Cayuga Lake as seen from Ithaca College
Cayuga Lake as seen from Ithaca College. The Harmful Algal Bloom Monitoring Program covers more than half of the lake’s shoreline. BRIDGET HAGEN/ITHACA WEEK

As the weather warms up this spring, the Community Science Institute (CSI) prepares for another year of the Cayuga Lake Harmful Algal Bloom Monitoring Program. Program volunteers monitor sections of the lake’s shoreline for harmful algal blooms (HABs) during the summer.

The volunteers, called HABs Harriers, attend training sessions in June to learn how to identify the blooms. The first HABs are typically observed in July, and in 2020, the last bloom was observed in early October.

What are harmful algal blooms?

HABs are made up of cyanobacteria cells that produce varying amounts of cyanotoxins, which can have adverse health effects for humans and animals, according to the CSI.

Health effects of coming into contact with a HAB vary depending on the type of toxin the bloom contains, from mild skin irritation to more serious reactions.

Nate Launer, outreach coordinator at the CSI, said the most common toxin produced by cyanobacteria in New York is microcystin toxin, which affects the liver.

A harmful algal bloom on top of water
A harmful algal bloom with a blue-green hue sits on top of water. /Photo courtesy of New York State Department of Environmental Conservation

“It can really have some serious health impacts that can involve nausea, stomach sickness, liver failure, even death in some cases — really, really rare, but in really high ingestion it can have those serious effects,” he said.

In 2020, 55 of the 78 blooms volunteers identified on the lake had high levels of microcystin, according to the CSI’s Fall 2020 Water Bulletin newsletter.

Another common toxin in cyanobacteria is anatoxin-a, which is a neurotoxin.

“When you hear about dogs dying because they were exposed to harmful algal blooms, it’s usually because of that anatoxin,” Launer said.

How does the monitoring program work?

HABs Harriers monitor their zones at least once a week.
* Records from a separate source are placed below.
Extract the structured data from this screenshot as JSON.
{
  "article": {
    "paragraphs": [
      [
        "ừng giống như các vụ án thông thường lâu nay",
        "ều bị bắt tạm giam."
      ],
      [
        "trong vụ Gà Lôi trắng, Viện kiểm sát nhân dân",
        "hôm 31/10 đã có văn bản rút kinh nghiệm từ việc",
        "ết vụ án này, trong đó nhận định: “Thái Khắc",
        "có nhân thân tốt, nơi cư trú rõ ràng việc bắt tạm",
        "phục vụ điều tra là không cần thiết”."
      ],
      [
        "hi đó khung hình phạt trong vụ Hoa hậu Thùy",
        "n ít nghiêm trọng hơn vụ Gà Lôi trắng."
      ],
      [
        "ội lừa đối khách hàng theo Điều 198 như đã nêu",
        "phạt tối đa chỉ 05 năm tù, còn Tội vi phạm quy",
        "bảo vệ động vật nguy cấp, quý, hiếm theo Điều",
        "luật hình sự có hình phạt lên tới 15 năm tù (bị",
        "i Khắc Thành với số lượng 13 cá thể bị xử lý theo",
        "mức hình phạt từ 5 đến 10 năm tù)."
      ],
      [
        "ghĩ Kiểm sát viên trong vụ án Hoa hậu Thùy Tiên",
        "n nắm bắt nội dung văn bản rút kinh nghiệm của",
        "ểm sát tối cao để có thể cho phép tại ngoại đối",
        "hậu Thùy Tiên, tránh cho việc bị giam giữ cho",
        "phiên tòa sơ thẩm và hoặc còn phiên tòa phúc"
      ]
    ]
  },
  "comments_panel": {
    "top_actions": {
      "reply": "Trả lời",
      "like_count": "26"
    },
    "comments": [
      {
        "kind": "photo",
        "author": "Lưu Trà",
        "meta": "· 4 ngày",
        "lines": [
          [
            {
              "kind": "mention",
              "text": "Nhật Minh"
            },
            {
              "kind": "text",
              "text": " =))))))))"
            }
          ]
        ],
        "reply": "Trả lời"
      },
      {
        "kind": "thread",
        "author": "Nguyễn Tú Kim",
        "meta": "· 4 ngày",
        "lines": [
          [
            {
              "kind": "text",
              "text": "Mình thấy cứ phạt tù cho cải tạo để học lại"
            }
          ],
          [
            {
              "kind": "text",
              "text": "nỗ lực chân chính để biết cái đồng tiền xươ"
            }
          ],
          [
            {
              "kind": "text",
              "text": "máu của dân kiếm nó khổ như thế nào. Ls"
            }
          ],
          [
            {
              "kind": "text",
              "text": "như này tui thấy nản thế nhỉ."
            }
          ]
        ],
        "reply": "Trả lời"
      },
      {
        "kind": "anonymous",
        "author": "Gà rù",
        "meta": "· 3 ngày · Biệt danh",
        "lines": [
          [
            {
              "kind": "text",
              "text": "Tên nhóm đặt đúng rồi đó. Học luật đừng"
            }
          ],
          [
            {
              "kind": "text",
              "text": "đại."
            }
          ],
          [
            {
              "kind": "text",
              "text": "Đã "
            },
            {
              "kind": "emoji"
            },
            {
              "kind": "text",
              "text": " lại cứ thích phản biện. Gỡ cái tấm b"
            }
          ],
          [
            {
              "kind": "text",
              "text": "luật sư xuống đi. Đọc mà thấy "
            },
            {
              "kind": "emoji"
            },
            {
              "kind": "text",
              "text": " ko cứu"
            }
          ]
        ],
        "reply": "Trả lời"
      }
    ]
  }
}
According to the newsletter, 74 zones and 53% of the Cayuga Lake shoreline were covered by the program in 2020.

“At the start of the season in June, we all get together with all the volunteers, and we map out sections of shoreline on the lake that each volunteer commits to monitoring,” Launer said.

Volunteers report blooms they notice to the CSI and collect samples. Quadrant leaders help coordinate the effort and take samples to the CSI lab located in Ithaca to be tested for the microcystin toxin.

To notify the public, the CSI publishes HAB reports on its website in close to real time.

Who are the volunteers?

Launer said many of the volunteers are lakeshore homeowners.

Cayuga Lake from the shore at Allan H. Treman State Marine Park.
Some homeowners living along Cayuga Lake monitor their own shoreline for harmful algal blooms. BRIDGET HAGEN/ITHACA WEEK

“Nobody knows the lake better than people that are living right there,” Glenn Ratajczak, southeast quadrant leader, said. “They really have a good background perspective from being there all the time and just constantly being vigilant looking at the lake.”

John Abel, southwest quadrant leader and treasurer of the Cayuga Lake Watershed Network, has lived on the lake for over 40 years.

“Those of us who live right on the lake often sense when there are conditions that might be amenable to a bloom, so we go down and check,” he said.

Launer said the volunteers’ knowledge of the lake and its patterns helps the CSI improve its science and how it structures its programs.

“Having that public energy and that will and this care about the lake that they love is a really important part of giving the data a voice as well,” he said.

The CSI will be recruiting volunteers for the HABs monitoring program until it begins in June.

“It’s a great way to get involved with a group of people who really care about the lake and its health,” Launer said.